Meta will provide each university with Oculus Quest 2 virtual reality headsets, which can collect data while in use.

In the Metaverse, students can create avatars to interact with their classmates from remote settings.  (VictoryXR)
In the Metaverse, students can create avatars to interact with their classmates from remote settings. (VictoryXR)

All of the contracts in The Chronicle’s public records request noted that the universities retain ultimate ownership of the data generated under the partnership. Data collection will depend on the brand of headphones the students are using, according to Grubbs. The grant technology could come from Meta, Pico Technology or HTC, all with their own privacy data acceptance policies.

Currently, Grubbs said no information is collected from users. VictoryXR will not collect any data other than email and name to create an account.

Users will need to create a Facebook account to access the virtual classroom. As part of Meta’s data policy, Oculus products may collect information about physical characteristics and information from third-party applications. Passing information between third-party apps allows the company to match users with friends who also use the app, according to Meta.

Environmental, dimensional and movement data will also be recorded to alert users if they are approaching a virtual boundary.
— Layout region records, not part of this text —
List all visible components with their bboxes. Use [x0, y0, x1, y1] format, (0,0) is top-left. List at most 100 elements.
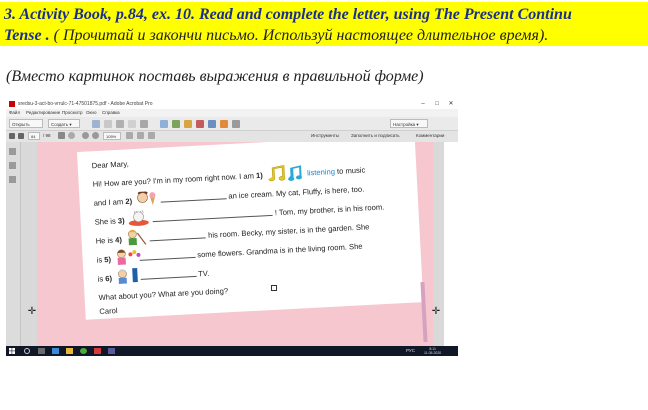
highlight-icon[interactable]	[220, 120, 228, 128]
document-area: Dear Mary, Hi! How are you? I'm in my ro…	[21, 142, 444, 346]
search-icon[interactable]	[24, 348, 30, 354]
maximize-icon[interactable]: □	[430, 100, 444, 109]
read-mode-icon[interactable]	[148, 132, 155, 139]
crosshair-left-icon: ✛	[27, 306, 37, 317]
menu-file[interactable]: Файл	[9, 110, 20, 115]
prev-page-icon[interactable]	[9, 133, 15, 139]
instruction-line-1: 3. Activity Book, p.84, ex. 10. Read and…	[4, 6, 572, 23]
next-page-icon[interactable]	[18, 133, 24, 139]
blank-4[interactable]	[150, 236, 207, 241]
cat-svg	[128, 210, 149, 226]
zoom-select[interactable]: 105%	[103, 132, 121, 140]
blank-3[interactable]	[152, 214, 273, 222]
line1-end: to music	[336, 165, 366, 176]
app-icon-2[interactable]	[108, 348, 115, 354]
line6-end: TV.	[197, 268, 210, 279]
menu-window[interactable]: Окно	[86, 110, 96, 115]
hand-icon[interactable]	[68, 132, 75, 139]
tool-icon[interactable]	[172, 120, 180, 128]
comment-icon[interactable]	[140, 120, 148, 128]
tab-tools[interactable]: Инструменты	[311, 133, 339, 138]
attach-icon[interactable]	[232, 120, 240, 128]
fit-page-icon[interactable]	[126, 132, 133, 139]
menu-view[interactable]: Просмотр	[62, 110, 83, 115]
settings-button[interactable]: Настройка ▾	[390, 119, 428, 128]
line5-text: is	[96, 255, 103, 265]
line1-text: Hi! How are you? I'm in my room right no…	[92, 171, 255, 189]
page-current: 84	[31, 134, 36, 139]
instruction-tense: Tense .	[4, 27, 50, 44]
bookmarks-panel-icon[interactable]	[9, 162, 16, 169]
system-clock[interactable]: 8:11 11.05.2020	[424, 347, 441, 355]
instruction-translation: ( Прочитай и закончи письмо. Используй н…	[49, 27, 549, 44]
app-icon-1[interactable]	[52, 348, 59, 354]
taskbar-acrobat-icon[interactable]	[94, 348, 101, 354]
tab-fill-sign[interactable]: Заполнить и подписать	[351, 133, 400, 138]
create-button[interactable]: Создать ▾	[48, 119, 80, 128]
letter-signature: Carol	[99, 306, 118, 317]
stamp-icon[interactable]	[184, 120, 192, 128]
letter-line-6: is 6) TV.	[97, 267, 209, 286]
blank-6[interactable]	[140, 275, 197, 280]
open-button[interactable]: Открыть	[9, 119, 43, 128]
windows-start-icon[interactable]	[9, 348, 15, 354]
blank-2[interactable]	[160, 197, 227, 203]
grandma-svg	[117, 268, 138, 285]
item-number-3: 3)	[117, 216, 125, 226]
window-titlebar: sredsu-3-act-bo-vrrulc-71-47501875.pdf -…	[6, 100, 458, 109]
clock-date: 11.05.2020	[424, 351, 442, 355]
menu-bar: Файл Редактирование Просмотр Окно Справк…	[6, 109, 458, 117]
blank-5[interactable]	[139, 256, 196, 261]
minimize-icon[interactable]: –	[416, 100, 430, 109]
boy-cleaning-picture	[124, 229, 149, 246]
windows-taskbar: РУС 8:11 11.05.2020	[6, 346, 458, 356]
instruction-line-3: (Вместо картинок поставь выражения в пра…	[6, 68, 424, 85]
chrome-icon[interactable]	[80, 348, 87, 354]
item-number-4: 4)	[114, 235, 123, 245]
select-icon[interactable]	[58, 132, 65, 139]
email-icon[interactable]	[116, 120, 124, 128]
main-toolbar: Открыть Создать ▾ Настройка ▾	[6, 117, 458, 131]
line2-text: and I am	[93, 197, 124, 208]
pdf-page: Dear Mary, Hi! How are you? I'm in my ro…	[37, 142, 433, 346]
task-view-icon[interactable]	[38, 348, 45, 354]
instruction-line-2: Tense . ( Прочитай и закончи письмо. Исп…	[4, 27, 548, 45]
page-edge-strip	[420, 281, 428, 343]
pdf-icon[interactable]	[196, 120, 204, 128]
pages-panel-icon[interactable]	[9, 148, 16, 155]
upload-icon[interactable]	[128, 120, 136, 128]
close-icon[interactable]: ✕	[444, 100, 458, 109]
menu-help[interactable]: Справка	[102, 110, 120, 115]
share-icon[interactable]	[208, 120, 216, 128]
gear-icon[interactable]	[160, 120, 168, 128]
item-number-2: 2)	[125, 196, 133, 207]
line5-end: some flowers. Grandma is in the living r…	[197, 241, 363, 260]
menu-edit[interactable]: Редактирование	[26, 110, 60, 115]
screenshot: sredsu-3-act-bo-vrrulc-71-47501875.pdf -…	[6, 100, 458, 356]
line3-text: She is	[94, 216, 117, 227]
item-number-1: 1)	[255, 170, 264, 181]
print-icon[interactable]	[92, 120, 100, 128]
attachments-panel-icon[interactable]	[9, 176, 16, 183]
tab-comments[interactable]: Комментарии	[416, 133, 444, 138]
page-number-input[interactable]: 84	[28, 132, 40, 140]
ice-cream-picture	[134, 190, 159, 208]
ice-cream-svg	[136, 190, 155, 206]
line2-end: an ice cream. My cat, Fluffy, is here, t…	[228, 184, 365, 201]
line4-end: his room. Becky, my sister, is in the ga…	[207, 222, 370, 240]
fit-width-icon[interactable]	[137, 132, 144, 139]
file-explorer-icon[interactable]	[66, 348, 73, 354]
music-notes-svg	[268, 164, 303, 182]
grandma-tv-picture	[114, 268, 139, 285]
letter-line-7: What about you? What are you doing?	[98, 286, 229, 303]
save-icon[interactable]	[104, 120, 112, 128]
boy-svg	[128, 229, 147, 246]
item-number-6: 6)	[105, 273, 113, 284]
language-indicator[interactable]: РУС	[406, 348, 415, 353]
zoom-out-icon[interactable]	[82, 132, 89, 139]
acrobat-icon	[9, 101, 15, 107]
line6-text: is	[97, 274, 104, 284]
zoom-in-icon[interactable]	[92, 132, 99, 139]
left-side-panel	[6, 142, 21, 346]
item-number-5: 5)	[104, 254, 112, 265]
Hand size estimates will be collected to enable the hand tracking feature.

And after?

VictoryXR hopes to grow the business so that every school in the world has a metaversity within the next five to seven years, Grubbs said. The company has been in conversation with several Iowa universities. He plans to meet with the University of Iowa soon to talk about the future of virtual classrooms at the university.

VictoryXR is opening its first metaversity in Europe in August, and Grubbs plans to provide business development assistance in India in September. The company also won a global award for best innovation in education last September.

Grubbs expects the industry to expand into augmented reality. In virtual reality, students are completely immersed and usually work remotely. Augmented reality creates virtual objects visible in the real world classroom.

“They don’t have to fly across the country and live on a campus because the Metaverse is a campus,” he said.